More than 50% of SMBs have been breached in the last 12 months, according to a North American study by the the Ponemon Institute.
No business is too small to evade a cyber attack or data breach and businesses across all industries are impacted by this threat. Only 14% of the companies surveyed rated their ability to mitigate cyber attacks as highly effective.
Low confidence in SMB cybersecurity posture
Confidence in SMB cybersecurity posture is so low primarily because personnel, budget and technologies aren’t sufficient. Additionally, IT security priority determination is not centralized to one specific function in a company, therefore reducing accountability and resulting in less informed decision making.
Most prevalent attacks
The most prevalent attacks against smaller businesses are web-based and involve phishing and social engineering breaches.

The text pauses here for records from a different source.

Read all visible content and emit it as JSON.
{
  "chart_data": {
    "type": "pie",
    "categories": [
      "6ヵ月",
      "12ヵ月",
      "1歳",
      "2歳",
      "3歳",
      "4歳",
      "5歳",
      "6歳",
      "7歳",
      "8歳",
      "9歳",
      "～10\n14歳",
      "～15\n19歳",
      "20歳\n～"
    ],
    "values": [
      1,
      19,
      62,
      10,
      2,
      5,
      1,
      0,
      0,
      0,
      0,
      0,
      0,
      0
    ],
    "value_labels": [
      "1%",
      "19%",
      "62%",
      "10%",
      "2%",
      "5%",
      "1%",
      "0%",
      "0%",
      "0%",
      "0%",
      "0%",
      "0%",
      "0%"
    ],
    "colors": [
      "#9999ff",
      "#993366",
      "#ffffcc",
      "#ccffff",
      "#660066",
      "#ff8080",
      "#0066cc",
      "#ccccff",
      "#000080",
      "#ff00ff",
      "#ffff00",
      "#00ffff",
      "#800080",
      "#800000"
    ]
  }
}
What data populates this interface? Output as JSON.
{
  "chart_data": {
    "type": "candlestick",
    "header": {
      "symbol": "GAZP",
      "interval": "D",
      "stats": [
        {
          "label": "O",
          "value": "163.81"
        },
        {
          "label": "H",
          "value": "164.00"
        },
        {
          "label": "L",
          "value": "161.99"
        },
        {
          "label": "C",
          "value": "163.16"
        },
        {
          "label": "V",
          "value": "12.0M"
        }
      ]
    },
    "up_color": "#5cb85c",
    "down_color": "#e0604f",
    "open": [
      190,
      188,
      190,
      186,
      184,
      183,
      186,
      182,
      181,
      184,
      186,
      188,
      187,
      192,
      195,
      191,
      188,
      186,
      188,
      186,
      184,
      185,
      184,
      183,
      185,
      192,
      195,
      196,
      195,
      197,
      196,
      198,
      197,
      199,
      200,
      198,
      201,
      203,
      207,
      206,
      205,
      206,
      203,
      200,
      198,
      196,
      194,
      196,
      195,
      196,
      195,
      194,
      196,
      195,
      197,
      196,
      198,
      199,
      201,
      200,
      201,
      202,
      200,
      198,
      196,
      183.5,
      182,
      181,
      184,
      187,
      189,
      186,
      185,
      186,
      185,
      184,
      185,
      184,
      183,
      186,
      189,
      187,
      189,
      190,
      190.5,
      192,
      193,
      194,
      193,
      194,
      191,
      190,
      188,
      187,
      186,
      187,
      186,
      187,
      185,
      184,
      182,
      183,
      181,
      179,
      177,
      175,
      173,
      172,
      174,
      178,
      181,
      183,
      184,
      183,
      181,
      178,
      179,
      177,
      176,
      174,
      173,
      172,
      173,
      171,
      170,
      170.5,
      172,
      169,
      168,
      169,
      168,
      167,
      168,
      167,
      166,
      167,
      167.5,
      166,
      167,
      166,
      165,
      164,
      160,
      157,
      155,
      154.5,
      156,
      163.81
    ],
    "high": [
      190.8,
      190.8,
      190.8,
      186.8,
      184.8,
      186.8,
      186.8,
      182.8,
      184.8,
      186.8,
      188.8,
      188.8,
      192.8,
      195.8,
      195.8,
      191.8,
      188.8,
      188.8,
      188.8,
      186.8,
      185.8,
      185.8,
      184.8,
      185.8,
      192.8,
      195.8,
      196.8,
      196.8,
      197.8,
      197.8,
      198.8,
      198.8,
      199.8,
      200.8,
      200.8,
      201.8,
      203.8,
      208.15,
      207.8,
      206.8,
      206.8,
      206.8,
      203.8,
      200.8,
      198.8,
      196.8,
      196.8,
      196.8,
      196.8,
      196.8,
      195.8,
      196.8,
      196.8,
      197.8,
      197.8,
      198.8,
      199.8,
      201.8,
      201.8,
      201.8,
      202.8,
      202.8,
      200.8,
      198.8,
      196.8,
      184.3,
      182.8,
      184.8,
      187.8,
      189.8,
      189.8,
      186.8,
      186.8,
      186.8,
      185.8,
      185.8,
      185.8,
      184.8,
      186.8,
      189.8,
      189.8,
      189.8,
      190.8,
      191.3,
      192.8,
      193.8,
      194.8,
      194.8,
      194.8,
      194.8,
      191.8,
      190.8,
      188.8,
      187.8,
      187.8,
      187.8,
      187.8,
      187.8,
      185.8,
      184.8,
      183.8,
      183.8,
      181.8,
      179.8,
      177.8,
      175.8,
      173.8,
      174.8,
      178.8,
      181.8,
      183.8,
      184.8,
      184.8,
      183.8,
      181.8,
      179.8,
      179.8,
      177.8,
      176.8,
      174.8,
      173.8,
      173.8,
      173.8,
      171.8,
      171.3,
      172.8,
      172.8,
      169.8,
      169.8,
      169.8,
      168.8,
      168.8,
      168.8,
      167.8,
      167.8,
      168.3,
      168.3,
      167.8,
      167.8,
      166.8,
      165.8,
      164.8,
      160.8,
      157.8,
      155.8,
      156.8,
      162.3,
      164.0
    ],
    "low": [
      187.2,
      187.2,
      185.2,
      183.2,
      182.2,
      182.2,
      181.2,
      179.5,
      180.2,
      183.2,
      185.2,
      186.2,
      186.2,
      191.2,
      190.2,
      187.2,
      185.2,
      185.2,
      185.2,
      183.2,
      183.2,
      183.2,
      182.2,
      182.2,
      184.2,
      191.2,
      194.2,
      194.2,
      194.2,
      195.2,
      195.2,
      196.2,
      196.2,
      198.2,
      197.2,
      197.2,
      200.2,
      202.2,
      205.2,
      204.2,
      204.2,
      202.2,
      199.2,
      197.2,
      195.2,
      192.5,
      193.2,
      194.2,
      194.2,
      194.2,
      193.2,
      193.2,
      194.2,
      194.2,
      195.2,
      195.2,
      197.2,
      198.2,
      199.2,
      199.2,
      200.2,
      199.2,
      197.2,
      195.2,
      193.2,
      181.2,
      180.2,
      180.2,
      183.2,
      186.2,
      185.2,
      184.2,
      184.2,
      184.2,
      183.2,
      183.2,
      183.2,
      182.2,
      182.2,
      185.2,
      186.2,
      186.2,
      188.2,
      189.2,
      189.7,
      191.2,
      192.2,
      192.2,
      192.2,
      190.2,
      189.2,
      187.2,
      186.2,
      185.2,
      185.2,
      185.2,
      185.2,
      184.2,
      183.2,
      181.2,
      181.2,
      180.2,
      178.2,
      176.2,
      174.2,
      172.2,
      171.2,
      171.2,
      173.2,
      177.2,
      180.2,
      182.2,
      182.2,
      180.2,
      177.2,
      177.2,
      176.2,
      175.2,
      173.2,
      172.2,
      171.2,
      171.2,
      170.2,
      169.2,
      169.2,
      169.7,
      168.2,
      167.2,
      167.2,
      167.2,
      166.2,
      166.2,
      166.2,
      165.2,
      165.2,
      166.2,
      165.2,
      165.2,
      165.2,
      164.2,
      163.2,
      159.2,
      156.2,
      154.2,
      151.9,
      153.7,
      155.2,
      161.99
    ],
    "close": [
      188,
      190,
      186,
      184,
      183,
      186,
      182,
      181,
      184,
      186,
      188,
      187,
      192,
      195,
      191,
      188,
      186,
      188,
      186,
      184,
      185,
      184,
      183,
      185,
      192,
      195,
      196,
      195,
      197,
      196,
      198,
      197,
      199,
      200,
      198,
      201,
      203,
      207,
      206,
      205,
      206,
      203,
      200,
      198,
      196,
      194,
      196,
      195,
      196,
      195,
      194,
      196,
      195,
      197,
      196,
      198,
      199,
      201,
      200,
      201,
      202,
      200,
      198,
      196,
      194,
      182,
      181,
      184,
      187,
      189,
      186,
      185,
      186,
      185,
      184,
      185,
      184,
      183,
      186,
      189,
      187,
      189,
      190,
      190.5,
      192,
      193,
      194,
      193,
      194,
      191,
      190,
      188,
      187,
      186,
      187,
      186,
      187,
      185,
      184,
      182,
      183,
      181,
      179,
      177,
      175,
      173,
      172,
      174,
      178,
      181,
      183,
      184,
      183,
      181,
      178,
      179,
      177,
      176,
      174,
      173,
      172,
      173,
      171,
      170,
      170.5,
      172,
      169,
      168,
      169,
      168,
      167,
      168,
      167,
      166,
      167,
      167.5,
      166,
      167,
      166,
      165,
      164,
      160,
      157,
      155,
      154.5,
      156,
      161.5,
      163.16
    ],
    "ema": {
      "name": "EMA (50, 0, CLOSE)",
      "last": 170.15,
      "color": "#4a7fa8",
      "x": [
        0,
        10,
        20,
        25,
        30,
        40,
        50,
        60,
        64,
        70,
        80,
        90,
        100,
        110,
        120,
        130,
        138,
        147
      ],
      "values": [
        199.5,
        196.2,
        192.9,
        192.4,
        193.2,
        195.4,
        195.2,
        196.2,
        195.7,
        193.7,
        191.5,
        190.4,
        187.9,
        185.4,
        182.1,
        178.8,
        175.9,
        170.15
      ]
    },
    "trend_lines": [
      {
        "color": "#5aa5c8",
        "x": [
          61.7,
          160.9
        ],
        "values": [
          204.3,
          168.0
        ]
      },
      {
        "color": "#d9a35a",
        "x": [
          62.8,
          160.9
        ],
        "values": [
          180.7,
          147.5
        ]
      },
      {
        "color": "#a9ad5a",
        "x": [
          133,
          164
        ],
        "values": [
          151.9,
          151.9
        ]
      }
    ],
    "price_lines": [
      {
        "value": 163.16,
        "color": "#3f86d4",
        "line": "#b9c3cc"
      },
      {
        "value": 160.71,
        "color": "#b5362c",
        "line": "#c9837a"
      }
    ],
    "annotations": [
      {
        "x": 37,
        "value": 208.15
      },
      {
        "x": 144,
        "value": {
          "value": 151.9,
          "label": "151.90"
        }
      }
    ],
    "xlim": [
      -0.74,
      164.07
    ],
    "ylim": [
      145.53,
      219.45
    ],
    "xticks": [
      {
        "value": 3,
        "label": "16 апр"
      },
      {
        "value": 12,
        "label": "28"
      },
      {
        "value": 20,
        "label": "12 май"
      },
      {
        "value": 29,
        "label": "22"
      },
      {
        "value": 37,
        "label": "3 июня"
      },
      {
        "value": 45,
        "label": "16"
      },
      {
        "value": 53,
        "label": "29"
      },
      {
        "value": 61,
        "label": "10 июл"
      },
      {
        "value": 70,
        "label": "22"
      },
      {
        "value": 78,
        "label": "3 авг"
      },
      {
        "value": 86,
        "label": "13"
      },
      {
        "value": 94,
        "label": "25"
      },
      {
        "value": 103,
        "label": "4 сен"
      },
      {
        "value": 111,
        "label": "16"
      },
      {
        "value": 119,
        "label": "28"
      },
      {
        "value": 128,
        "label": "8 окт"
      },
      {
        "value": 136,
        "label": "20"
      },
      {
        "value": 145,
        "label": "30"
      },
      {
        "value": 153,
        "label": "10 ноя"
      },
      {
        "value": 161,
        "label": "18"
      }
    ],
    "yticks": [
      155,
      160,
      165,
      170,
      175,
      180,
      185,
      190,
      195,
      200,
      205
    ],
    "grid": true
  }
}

Widely adopted technologies such as anti-virus are still useful, but they can not be depended on to protect against exploits and cyber attacks. Three out of four SMBs reported that exploits have evaded their anti-virus solutions.
Lack of control and visibility
The study found that SMBs have a major lack of control and visibility when it comes to employee password security. Strong passwords and biometrics are believed to be an essential part of a security defense, yet 59% of respondents say they have no visibility into employees’ password practices and hygiene and 65% do not strictly enforce their documented password policies.
“We’ve conducted many surveys on enterprise cybersecurity in the past but this unique report on SMBs sheds light on the specific challenges this group faces,” said Dr. Larry Ponemon, Chairman of the Ponemon Institute. “Considering the size of the SMB market in the United States alone, this information can be useful to diminish the risk of breach to millions of businesses.”